Persons with sickle cell disease (SCD) are particularly susceptible to infection. Infants and very young children are especially vulnerable. The ‘Co-operative Study of Sickle Cell Disease’ observed an incidence rate for pneumococcal septicaemia of 10 per 100 person years in children under the age of three years. Vaccines, including customary pneumococcal vaccines, may be of limited use in this age group. Therefore, prophylactic penicillin regimens may be advisable for this population.
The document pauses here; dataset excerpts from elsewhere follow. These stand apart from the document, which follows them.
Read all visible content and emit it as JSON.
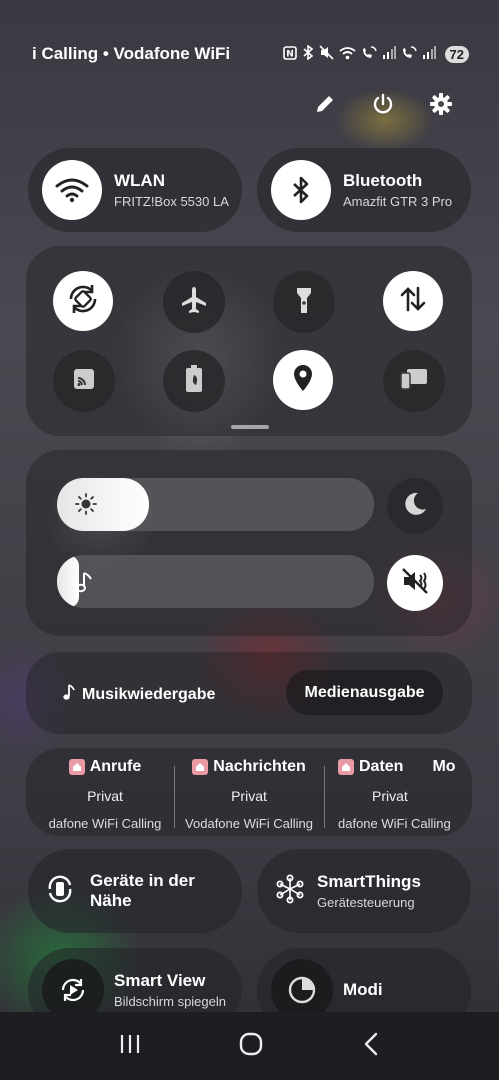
{
  "status_bar": {
    "carrier": "i Calling • Vodafone WiFi",
    "battery": "72",
    "icons": [
      "nfc-icon",
      "bluetooth-icon",
      "mute-icon",
      "wifi-icon",
      "wifi-calling-icon",
      "signal-icon",
      "wifi-calling-2-icon",
      "signal-2-icon"
    ]
  },
  "top_actions": [
    "edit-icon",
    "power-icon",
    "settings-icon"
  ],
  "wlan": {
    "title": "WLAN",
    "subtitle": "FRITZ!Box 5530 LA"
  },
  "bluetooth": {
    "title": "Bluetooth",
    "subtitle": "Amazfit GTR 3 Pro"
  },
  "quick_toggles": [
    {
      "name": "auto-rotate",
      "active": true
    },
    {
      "name": "airplane-mode",
      "active": false
    },
    {
      "name": "flashlight",
      "active": false
    },
    {
      "name": "mobile-data",
      "active": true
    },
    {
      "name": "cast",
      "active": false
    },
    {
      "name": "power-saving",
      "active": false
    },
    {
      "name": "location",
      "active": true
    },
    {
      "name": "second-screen",
      "active": false
    }
  ],
  "sliders": {
    "brightness_level": 0.29,
    "volume_level": 0.06
  },
  "media": {
    "label": "Musikwiedergabe",
    "output_button": "Medienausgabe"
  },
  "sim_profiles": [
    {
      "header": "Anrufe",
      "sim": "Privat",
      "carrier": "dafone WiFi Calling"
    },
    {
      "header": "Nachrichten",
      "sim": "Privat",
      "carrier": "Vodafone WiFi Calling"
    },
    {
      "header": "Daten",
      "sim": "Privat",
      "carrier": "dafone WiFi Calling"
    },
    {
      "header": "Mo"
    }
  ],
  "tiles": {
    "nearby": {
      "title": "Geräte in der Nähe"
    },
    "smartthings": {
      "title": "SmartThings",
      "subtitle": "Gerätesteuerung"
    },
    "smartview": {
      "title": "Smart View",
      "subtitle": "Bildschirm spiegeln"
    },
    "modes": {
      "title": "Modi"
    }
  },
  "colors": {
    "sim_icon": "#e89aa5",
    "active_toggle": "#ffffff"
  }
}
This is an update of a Cochrane Review first published in 2002, and previously updated, most recently in 2014.
To assess the effects of antibiotic prophylaxis against pneumococcus in children with SCD in relation to:
1. incidence of infection;
3. drug-related adverse events (as reported in the included studies) to the individual and the community;
4. the impact of discontinuing at various ages on incidence of infection and mortality.
We searched the Cochrane Cystic Fibrosis and Genetic Disorders Group Haemoglobinopathies Trials Register, which is comprised of references identified from comprehensive electronic database searches and also two clinical trials registries: ClinicalTrials.gov and the WHO International Registry Platform. Additionally, we carried out handsearching of relevant journals and abstract books of conference proceedings.
Date of the most recent search: 19 December 2016.
All randomised or quasi-randomised controlled trials comparing prophylactic antibiotics to prevent pneumococcal infection in children with SCD with placebo, no treatment or a comparator drug.
Data collection and analysis
Both authors independently extracted data and assessed trial quality. The authors used the GRADE criteria to assess the quality of the evidence.
Five trials were identified by the searches, of which three trials (880 children randomised) met the inclusion criteria. All of the included trials showed a reduced incidence of infection in children with SCD (SS or Sβ0Thal) receiving prophylactic penicillin. In trials which investigated initiation of penicillin on risk of pneumococcal infection, the odds ratio was 0.37 (95% confidence interval 0.16 to 0.86) (two trials, 457 children) (low-quality evidence), while for withdrawal the odds ratio was 0.49 (95% confidence interval 0.09 to 2.71) (one trial, 400 children) (low-quality evidence). Adverse drug effects were rare and minor. Rates of pneumococcal infection were found to be relatively low in children over the age of five.
Overall, the quality of the evidence for all outcomes was judged to be low. The results from the risk of bias assessment undertaken identified two domains in which the risk of bias was considered to be high, these were incomplete outcome data (attrition bias) (two trials) and allocation concealment (selection bias) (one trial). Domains considered to have a low risk of bias for all three trials were selective reporting (reporting bias) and blinding (performance and detection bias).
The evidence examined suggests that prophylactic penicillin significantly reduces risk of pneumococcal infection in children with homozygous SCD, and is associated with minimal adverse reactions. Further research may help to determine the ideal age to safely withdraw penicillin.